1.Diyet eliminasyonu ; Hastadan alınan öykü sonucu birtakım besinler elimine edilmektedir.Bu diyetlerin başarısı allerjenlerin hakikat olarak belirlenmesine ve diyetten sorumlu alerji içeren tüm besinlerin elimine edilmesine bağlıdır. Bilhassa çocuklarda diyet eliminasyonu sırasında dikkatli olmak gereklidir. Çocuğun büyüme ve gelişmesini etkilememek için çıkarılan besinin yerine uygun bir oburunun konulması değerlidir. Ayrıyeten çocuk da vitamin ve minarel eksikliğine neden olmamak başka bir kıymetli noktadır.
2.Deri testleri(prick,seratch,intradermal,saft)
3.Total ve Spesifik IgE ölçümü (RAST )
4.Çift Kör Plesoba Denetimli Besin Provakasyon Testi : Besin alerjisi teşhisinde altın standart olarak kabul edilir.Yükleme testlerinden evvel şüphelenilen bir besin varsa 15 gün diyetten çıkarılır belirti kaybolursa direkt RAST yahut provakasyon testleri uygulanır.Şüphelenilen aşikâr bir besin yoksa en alerjik besinler (süt,yumurta,yer fıstığı,çilek, domates,deniz ürünleri) kesilir.Test uygulandıktan sonraki müşahede mühleti IgE aracılığı ile gelişen tepkiler için 2 saattir.

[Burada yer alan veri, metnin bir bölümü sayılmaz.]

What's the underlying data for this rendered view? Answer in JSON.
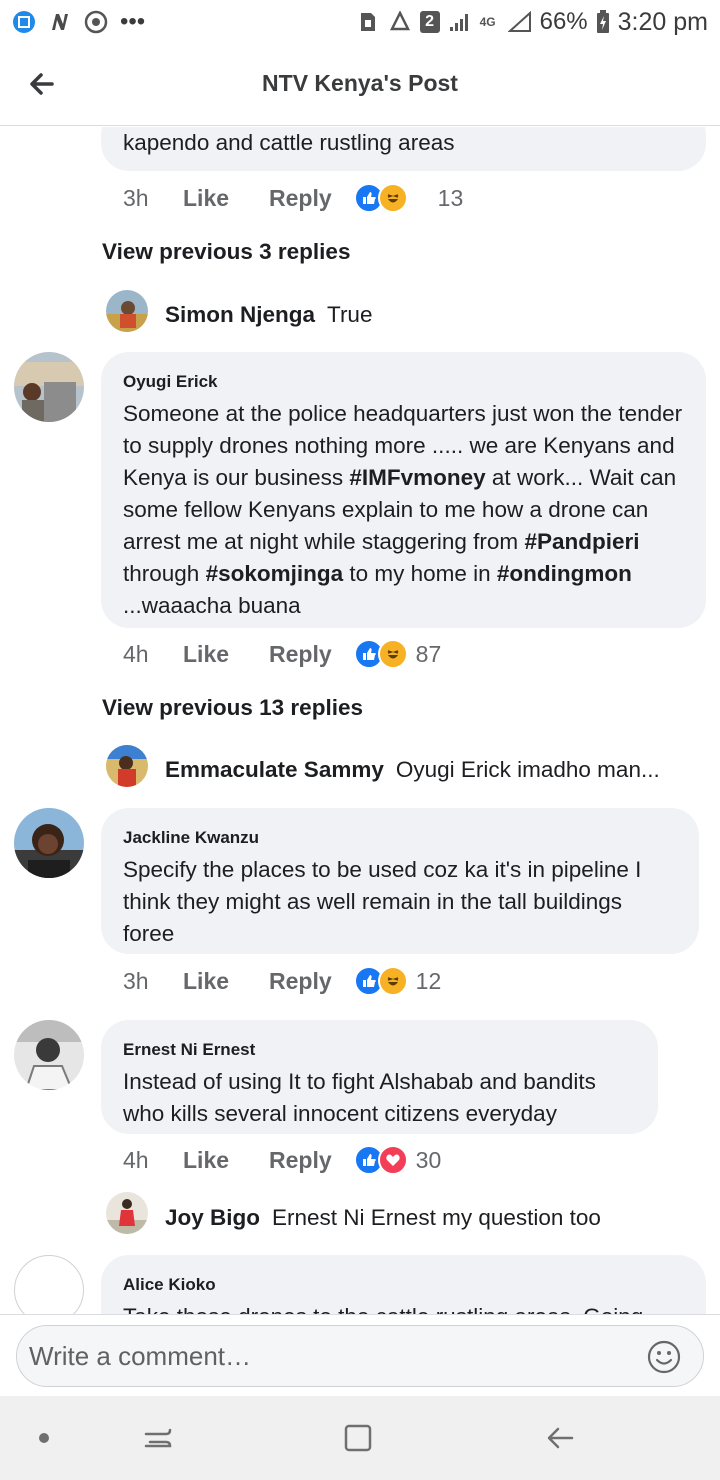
{
  "status_bar": {
    "left_icons": [
      "screenshot-icon",
      "n-app-icon",
      "chrome-icon",
      "more-notifications-icon"
    ],
    "more_text": "•••",
    "sim_badge": "2",
    "network": "4G",
    "battery_percent": "66%",
    "time": "3:20 pm"
  },
  "header": {
    "back_icon": "arrow-left-icon",
    "title": "NTV Kenya's Post"
  },
  "comments": [
    {
      "text": "kapendo and cattle rustling areas",
      "time": "3h",
      "like_label": "Like",
      "reply_label": "Reply",
      "reactions": [
        "like",
        "haha"
      ],
      "reaction_count": "13",
      "view_previous": "View previous 3 replies",
      "reply_preview": {
        "name": "Simon Njenga",
        "text": "True"
      }
    },
    {
      "author": "Oyugi Erick",
      "text_parts": [
        {
          "t": "Someone at the police headquarters just won the tender to supply drones nothing more ..... we are Kenyans and Kenya is our business ",
          "b": false
        },
        {
          "t": "#IMFvmoney",
          "b": true
        },
        {
          "t": " at work... Wait can some  fellow Kenyans explain to me how a drone can arrest me at night while staggering from ",
          "b": false
        },
        {
          "t": "#Pandpieri",
          "b": true
        },
        {
          "t": " through ",
          "b": false
        },
        {
          "t": "#sokomjinga",
          "b": true
        },
        {
          "t": " to my home in ",
          "b": false
        },
        {
          "t": "#ondingmon",
          "b": true
        },
        {
          "t": " ...waaacha buana",
          "b": false
        }
      ],
      "time": "4h",
      "like_label": "Like",
      "reply_label": "Reply",
      "reactions": [
        "like",
        "haha"
      ],
      "reaction_count": "87",
      "view_previous": "View previous 13 replies",
      "reply_preview": {
        "name": "Emmaculate Sammy",
        "text": "Oyugi Erick imadho man..."
      }
    },
    {
      "author": "Jackline Kwanzu",
      "text": "Specify the places to be used coz ka it's in pipeline I think they might as well remain in the tall buildings foree",
      "time": "3h",
      "like_label": "Like",
      "reply_label": "Reply",
      "reactions": [
        "like",
        "haha"
      ],
      "reaction_count": "12"
    },
    {
      "author": "Ernest Ni Ernest",
      "text": "Instead of using It to fight Alshabab and bandits who kills several innocent citizens  everyday",
      "time": "4h",
      "like_label": "Like",
      "reply_label": "Reply",
      "reactions": [
        "like",
        "love"
      ],
      "reaction_count": "30",
      "reply_preview": {
        "name": "Joy Bigo",
        "text": "Ernest Ni Ernest my question too"
      }
    },
    {
      "author": "Alice Kioko",
      "text": "Take those drones to the cattle rustling areas. Going"
    }
  ],
  "composer": {
    "placeholder": "Write a comment…",
    "emoji_icon": "smiley-icon"
  },
  "nav_bar": {
    "items": [
      "dot-icon",
      "recents-icon",
      "home-square-icon",
      "back-arrow-icon"
    ]
  },
  "colors": {
    "bubble": "#f0f2f5",
    "like_blue": "#1877f2",
    "haha_yellow": "#f7b125",
    "love_red": "#f33e58",
    "meta_gray": "#65676b"
  }
}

5.Lenfosit Proliferayon testi
6.Bazofil Histamin Salınım Testi
7.Besin İntoleransı Testi
Besin intoleransı testi kronik inflamatuar tepkilere yol açabilen besin unsurlarının belirlenmesinde kullanılan bir teşhis testidir. Testin farklı çeşitleri olsa da fakat doğruluk ve çeşitlilik nedeniyle en ideali koldan alınan kanda yapılan testtir. Bu alerji testi ile çeşitli sayıdaki besine karşı bedende oluşan Ig antikorları tüm alt grubları ile tespit edilir. Besine spesifik Ig panelleri, besin hassaslığında teşhis aracı olarak kullanılır.
Vücudun savunma sistemi bize dokunan besinlere karşı antikor üretir. Şayet bir besine karşı bedenin bağışıklık sisteminde sorun varsa ,antikor denilen Ig tipi globulinler oluşturmaya başlar.Bu antikorlar sindirilmeyen besinlerin proteinleriyle birleşir. Besin intolerans testlerinde bu besinler belirlenir ve tam olarak hangi besinin bireye dokunduğu ortaya çıkar.
Günümüzde popular olarak uygulanan testlerden kimileri York test, Pinner test ve Cambridge testler’i olup bu testler ile IgG antikorlarının düzeylerini yükselten besinler tanımlanmış olur.
Ayrıca son vakitlerde tekrar popular olan başka bir test metodu LTT( Lenfosit transformasyon Testi) ise besinler, metaller ve çeşitli alerjenlere karşı gelişen Tip IV alerji (aşırı duyarlılık) tanısında kullanılan bir çeşit laboratuvar testidir.
Besin intoleransı olan hastalara, semptomların düzelmesi için 3-4 hafta müddetle olabildiğince kısa müddette diyet tetikleyicilerinden kaçınmaları önerilmelidir. Tıpkı vakitte, diyet dışlama sırasında beslenme yeterliliğini korumak için hastalara misal bir beslenme profili olan uygun alternatif besinler hakkında bilgi verilmelidir. Bu sürecde , diyet çeşitliliği arttırılmalı, beslenme yeterliliğini sağlanmalı ve gastrointestinal mikrobiyotaya en az olumsuz tesiri olan besin girişi kademeli olarak besin tekrar takip edilmelidir.